Saudi Arabia Visa & Entry Requirements (2026)
There's no single answer — Saudi Arabia's tourist e-Visa (launched September 2019) covers roughly 66 nationalities, including the US, UK, EU/Schengen, Canada, Australia, and New Zealand: apply online, get approved within minutes to a couple of days, and receive a 1-year multiple-entry visa allowing stays of up to 90 days per visit. Several major nationalities are notably NOT on the e-Visa list — including India, Indonesia, the Philippines, and Brazil — and need a regular visa through a Saudi embassy or consulate instead. GCC nationals travel visa-free using their national ID card.
Saudi Arabia's tourist e-Visa is a genuinely recent thing — the whole system launched in September 2019, the same year the country opened to leisure tourism at all — and the eligible-country list is more specific and more surprising than most travelers assume. Here's the real breakdown, not a guess.
e-Visa eligibility by nationality (as of mid-2026)
| Passport / group | e-Visa status | Notes |
|---|---|---|
| EU / Schengen countries | Eligible — instant e-Visa | Covers essentially all EU member states; apply online, approval usually within minutes to 2 days. |
| United States | Eligible — instant e-Visa | One-year multiple-entry visa, up to 90 days per visit. No embassy appointment needed. |
| United Kingdom | Eligible — instant e-Visa | Same terms as the US — apply entirely online. |
| Canada, Australia, New Zealand | Eligible — instant e-Visa | All three are on the standard eligible list, same online process. |
| India | NOT eligible for the tourist e-Visa | Indian passport holders currently need a regular visa through a Saudi embassy or consulate for tourism. (A separate Umrah-specific visa/Nusuk platform process exists for religious visits and is not the same as the general tourist e-Visa.) |
| Other GCC nationals (Bahrain, Kuwait, Oman, Qatar, UAE) | Visa-free | GCC citizens travel within the Gulf Cooperation Council using their national ID card — no passport or visa needed at all. |
| South Africa | Eligible — instant e-Visa | On the standard eligible list. |
| Brazil | NOT eligible for the tourist e-Visa | Requires a regular visa through a Saudi embassy or consulate. |
| Southeast Asia — Philippines, Indonesia | NOT eligible for the tourist e-Visa | Both need a regular embassy visa for tourism.
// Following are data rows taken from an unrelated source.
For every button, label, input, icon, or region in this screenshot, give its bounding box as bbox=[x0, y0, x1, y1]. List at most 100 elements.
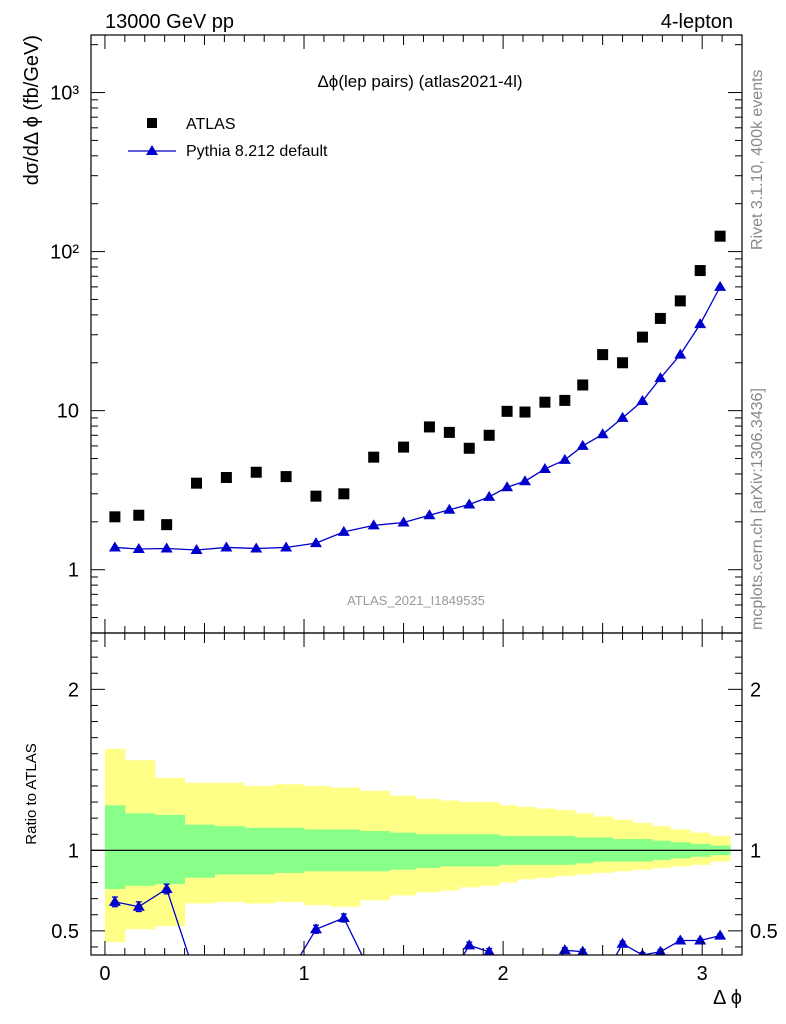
ratio-panel: 0.5 0.5 1 1 2 2 0 1 2 3 Ratio to ATLAS Δ ϕ bbox=[23, 632, 778, 1009]
pythia-point bbox=[654, 372, 667, 383]
pythia-point bbox=[160, 542, 173, 553]
y-tick-label-main: 10³ bbox=[50, 83, 79, 105]
atlas-point bbox=[714, 230, 726, 242]
atlas-point bbox=[338, 488, 350, 500]
pythia-point bbox=[519, 475, 531, 486]
atlas-point bbox=[636, 331, 648, 343]
atlas-point bbox=[443, 426, 455, 438]
pythia-point bbox=[309, 537, 322, 548]
y-tick-label-ratio-right: 0.5 bbox=[750, 921, 778, 943]
ratio-point bbox=[694, 934, 707, 945]
pythia-point bbox=[694, 318, 707, 329]
atlas-point bbox=[559, 394, 571, 406]
pythia-point bbox=[463, 498, 476, 509]
pythia-point bbox=[501, 481, 514, 492]
ratio-series-group bbox=[108, 882, 727, 955]
y-tick-label-ratio: 1 bbox=[68, 840, 79, 862]
atlas-point bbox=[694, 265, 706, 277]
atlas-point bbox=[539, 396, 551, 408]
y-tick-label-ratio-right: 1 bbox=[750, 840, 761, 862]
pythia-point bbox=[108, 541, 121, 552]
x-tick-label: 2 bbox=[498, 963, 509, 985]
pythia-point bbox=[443, 503, 456, 514]
uncertainty-band-bin bbox=[389, 832, 417, 870]
atlas-point bbox=[674, 295, 686, 307]
atlas-point bbox=[617, 357, 629, 369]
ratio-ylabel: Ratio to ATLAS bbox=[23, 743, 40, 844]
rivet-label: Rivet 3.1.10, 400k events bbox=[749, 69, 766, 250]
atlas-point bbox=[398, 441, 410, 453]
header-right: 4-lepton bbox=[661, 11, 733, 33]
y-tick-label-main: 10² bbox=[50, 242, 79, 264]
pythia-point bbox=[714, 280, 727, 291]
ratio-point bbox=[674, 934, 687, 945]
ratio-point bbox=[558, 944, 571, 955]
pythia-point bbox=[250, 542, 263, 553]
pythia-point bbox=[558, 453, 571, 464]
watermark: ATLAS_2021_I1849535 bbox=[347, 593, 485, 608]
atlas-point bbox=[133, 509, 145, 521]
uncertainty-band-bin bbox=[154, 814, 186, 885]
atlas-point bbox=[463, 442, 475, 454]
y-tick-label-ratio: 2 bbox=[68, 679, 79, 701]
ratio-frame bbox=[90, 632, 743, 956]
legend-atlas-marker bbox=[147, 118, 157, 128]
y-tick-label-ratio-right: 2 bbox=[750, 679, 761, 701]
atlas-point bbox=[483, 429, 495, 441]
ratio-point bbox=[309, 923, 322, 934]
atlas-point bbox=[501, 405, 513, 417]
pythia-point bbox=[616, 411, 629, 422]
atlas-point bbox=[280, 471, 292, 483]
pythia-point bbox=[190, 544, 203, 555]
x-tick-label: 0 bbox=[99, 963, 110, 985]
atlas-point bbox=[161, 519, 173, 531]
pythia-point bbox=[220, 541, 233, 552]
pythia-point bbox=[674, 348, 687, 359]
x-tick-label: 1 bbox=[298, 963, 309, 985]
ratio-point bbox=[463, 939, 476, 950]
pythia-point bbox=[538, 462, 551, 473]
x-tick-label: 3 bbox=[697, 963, 708, 985]
pythia-line bbox=[114, 286, 721, 551]
pythia-point bbox=[367, 519, 380, 530]
ratio-point bbox=[108, 895, 121, 906]
uncertainty-band-bin bbox=[359, 831, 391, 872]
ratio-point bbox=[654, 945, 666, 955]
uncertainty-band-bin bbox=[104, 805, 126, 889]
uncertainty-band-bin bbox=[415, 834, 440, 869]
atlas-point bbox=[109, 511, 121, 523]
atlas-point bbox=[250, 466, 262, 478]
y-tick-label-main: 10 bbox=[57, 401, 79, 423]
ratio-point bbox=[337, 911, 350, 922]
pythia-point bbox=[280, 541, 293, 552]
y-tick-label-main: 1 bbox=[68, 560, 79, 582]
atlas-point bbox=[368, 451, 380, 463]
pythia-point bbox=[337, 525, 350, 536]
ratio-point bbox=[714, 929, 727, 940]
atlas-point bbox=[519, 406, 531, 418]
header-left: 13000 GeV pp bbox=[105, 11, 234, 33]
atlas-point bbox=[423, 421, 435, 433]
atlas-point bbox=[191, 477, 203, 489]
uncertainty-band-bin bbox=[244, 827, 275, 875]
pythia-point bbox=[596, 428, 609, 439]
atlas-point bbox=[654, 312, 666, 324]
ratio-point bbox=[616, 937, 629, 948]
y-tick-label-ratio: 0.5 bbox=[51, 921, 79, 943]
main-ylabel: dσ/dΔ ϕ (fb/GeV) bbox=[21, 35, 43, 185]
legend: ATLAS Pythia 8.212 default bbox=[128, 116, 328, 160]
atlas-point bbox=[577, 379, 589, 391]
pythia-point bbox=[483, 490, 496, 501]
ratio-point bbox=[132, 900, 145, 911]
atlas-point bbox=[220, 471, 232, 483]
uncertainty-band-bin bbox=[592, 837, 614, 862]
legend-atlas-label: ATLAS bbox=[186, 116, 236, 133]
atlas-point bbox=[597, 349, 609, 361]
legend-pythia-marker bbox=[146, 145, 158, 155]
pythia-point bbox=[397, 516, 410, 527]
atlas-point bbox=[310, 490, 322, 502]
legend-pythia-label: Pythia 8.212 default bbox=[186, 143, 328, 160]
pythia-point bbox=[636, 394, 649, 405]
uncertainty-band-bin bbox=[124, 813, 156, 886]
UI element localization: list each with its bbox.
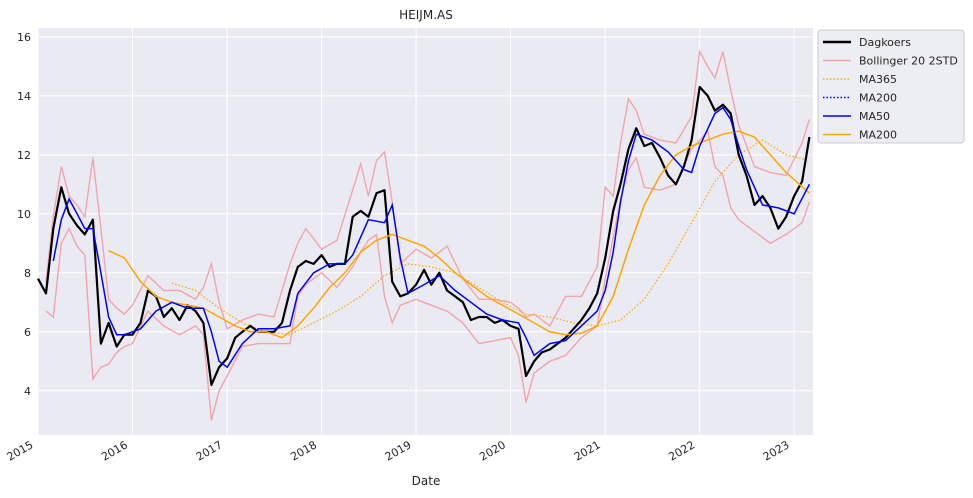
- x-tick-label: 2022: [666, 438, 697, 463]
- y-tick-label: 4: [24, 385, 31, 398]
- y-tick-label: 16: [17, 31, 31, 44]
- x-tick-label: 2018: [288, 438, 319, 463]
- x-tick-label: 2020: [477, 438, 508, 463]
- x-tick-label: 2016: [99, 438, 130, 463]
- legend-box: [817, 29, 965, 144]
- legend-label: Bollinger 20 2STD: [859, 55, 958, 68]
- x-tick-label: 2023: [761, 438, 792, 463]
- x-tick-label: 2017: [194, 438, 225, 463]
- x-tick-label: 2021: [572, 438, 603, 463]
- ma200-line: [108, 130, 810, 339]
- x-axis-ticks: 2015 2016 2017 2018 2019 2020 2021 2022 2023: [5, 438, 792, 463]
- bollinger-upper-line: [45, 49, 811, 330]
- y-tick-label: 6: [24, 326, 31, 339]
- ma365-layer: [171, 139, 810, 336]
- x-tick-label: 2015: [5, 438, 36, 463]
- chart-title: HEIJM.AS: [399, 8, 453, 22]
- y-tick-label: 10: [17, 208, 31, 221]
- price-layer: [37, 85, 811, 386]
- y-axis-ticks: 4 6 8 10 12 14 16: [17, 31, 31, 398]
- x-axis-label: Date: [412, 474, 441, 488]
- ma50-line: [52, 106, 811, 369]
- y-tick-label: 8: [24, 267, 31, 280]
- ma-layer: [52, 106, 811, 369]
- plot-area: [38, 28, 813, 435]
- grid: [37, 28, 813, 435]
- ma365-line: [171, 139, 810, 336]
- legend-label: MA365: [859, 73, 897, 86]
- legend-label: Dagkoers: [859, 36, 911, 49]
- y-tick-label: 14: [17, 90, 31, 103]
- x-tick-label: 2019: [383, 438, 414, 463]
- legend-label: MA50: [859, 110, 890, 123]
- legend-label: MA200: [859, 129, 897, 142]
- legend-label: MA200: [859, 92, 897, 105]
- legend: Dagkoers Bollinger 20 2STD MA365 MA200 MA50 M…: [817, 29, 965, 144]
- y-tick-label: 12: [17, 149, 31, 162]
- price-line: [37, 85, 811, 386]
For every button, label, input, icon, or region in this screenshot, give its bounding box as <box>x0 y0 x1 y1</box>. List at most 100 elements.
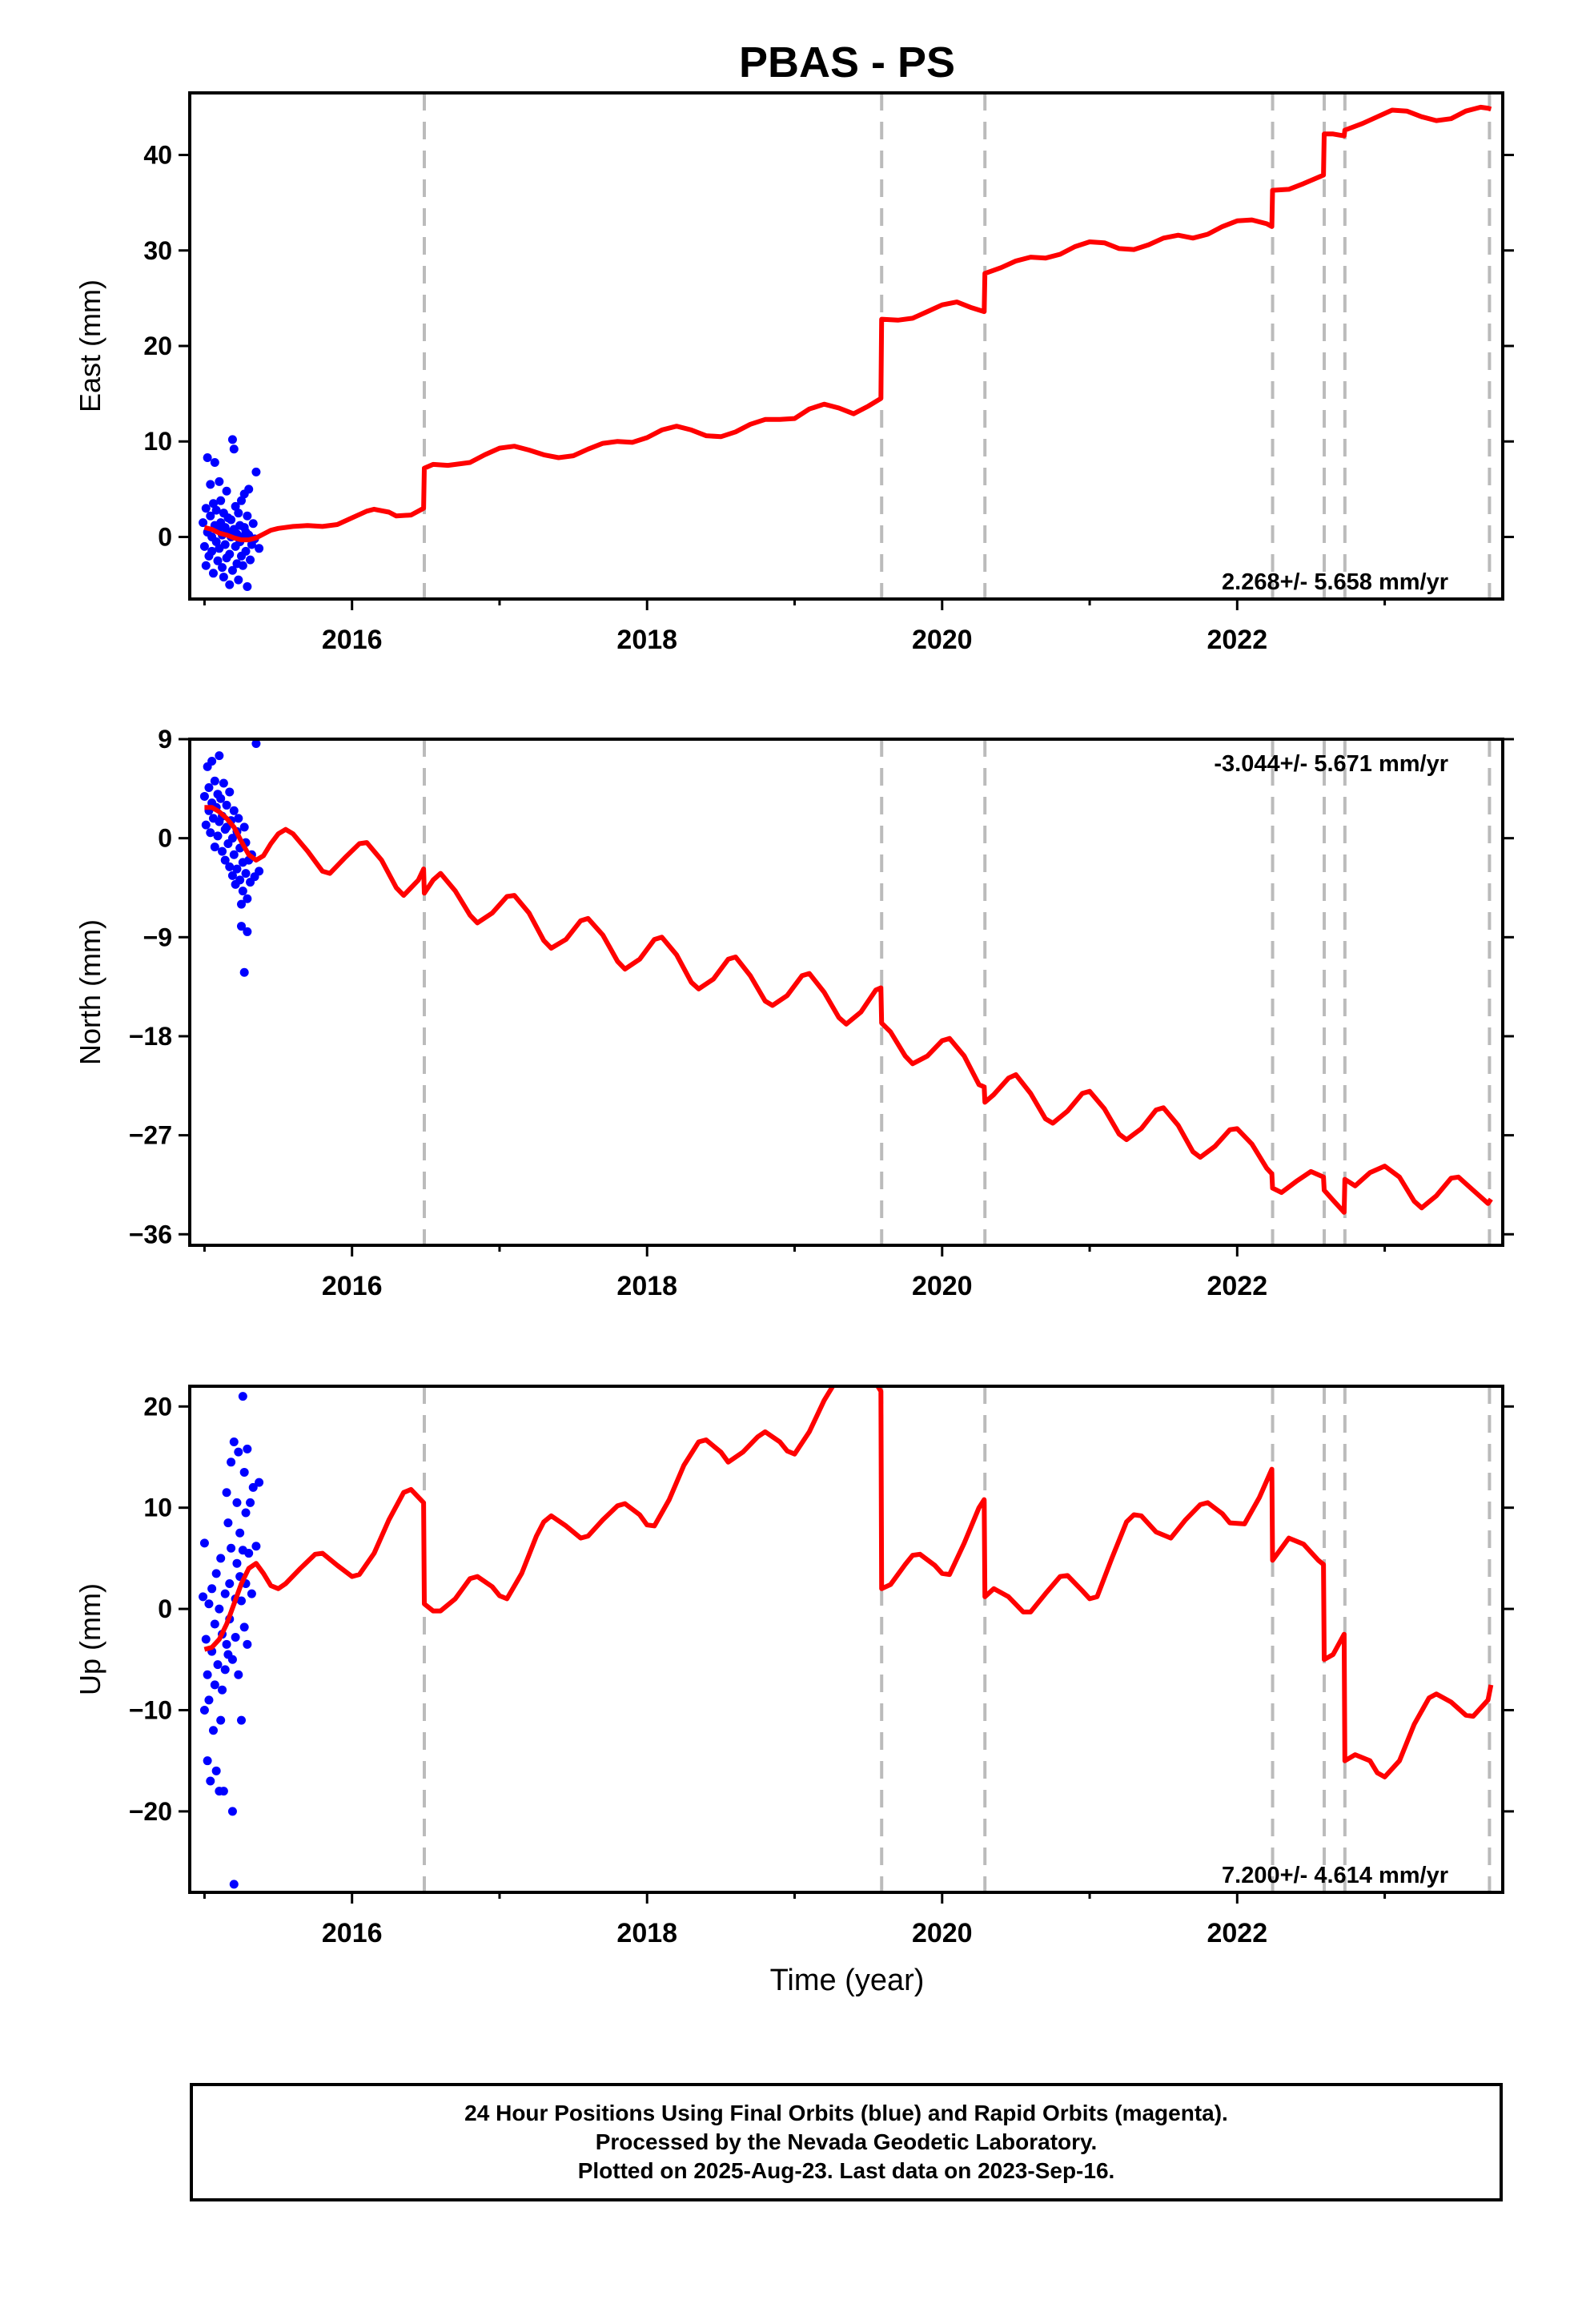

Historically, most travel from these countries has been for labor contracts or Umrah/Hajj under separate visa categories — genuinely different from, and not a substitute for, the general tourist e-Visa track. |
| Southeast Asia — Malaysia | Eligible — instant e-Visa | Malaysia is on the standard eligible list, unlike its regional neighbors above. |
| Other nationalities | Varies — check the current list | Roughly 66 countries are covered in total; if your passport isn't listed above, check the official portal directly rather than assume either way. |
This list changes — Saudi Arabia has expanded e-Visa eligibility multiple times since 2019 (Turkey, Thailand, Seychelles, and Mauritius were all added relatively recently), and could add more nationalities without much advance notice. If your passport isn't in the eligible group above, it's worth checking the official portal (visa.visitsaudi.com) again close to your travel dates rather than assuming a 'not eligible' answer from a year ago still holds.
What the e-Visa actually gets you
- A one-year, multiple-entry visa allowing stays of up to 90 days per visit.
- Valid for tourism, visiting family or friends, attending events, and performing Umrah outside Hajj season — but not for work or study.
- Bundled mandatory travel/health insurance is included in the visa fee automatically for eligible nationalities.
- Submit your application at least a few days before traveling — same-day approval isn't guaranteed.
Basic entry requirements for everyone
- Passport valid for at least 6 months from your date of entry.
- You must enter and exit using the same passport used on the visa application.
- An approved e-Visa doesn't guarantee entry — final admission is always at the discretion of Saudi immigration on arrival.
- The tourist e-Visa is entirely separate from the specific Umrah e-Visa (via the Nusuk platform) — if your trip is primarily a religious visit to Mecca and Medina, check whether the Umrah-specific process applies to you instead.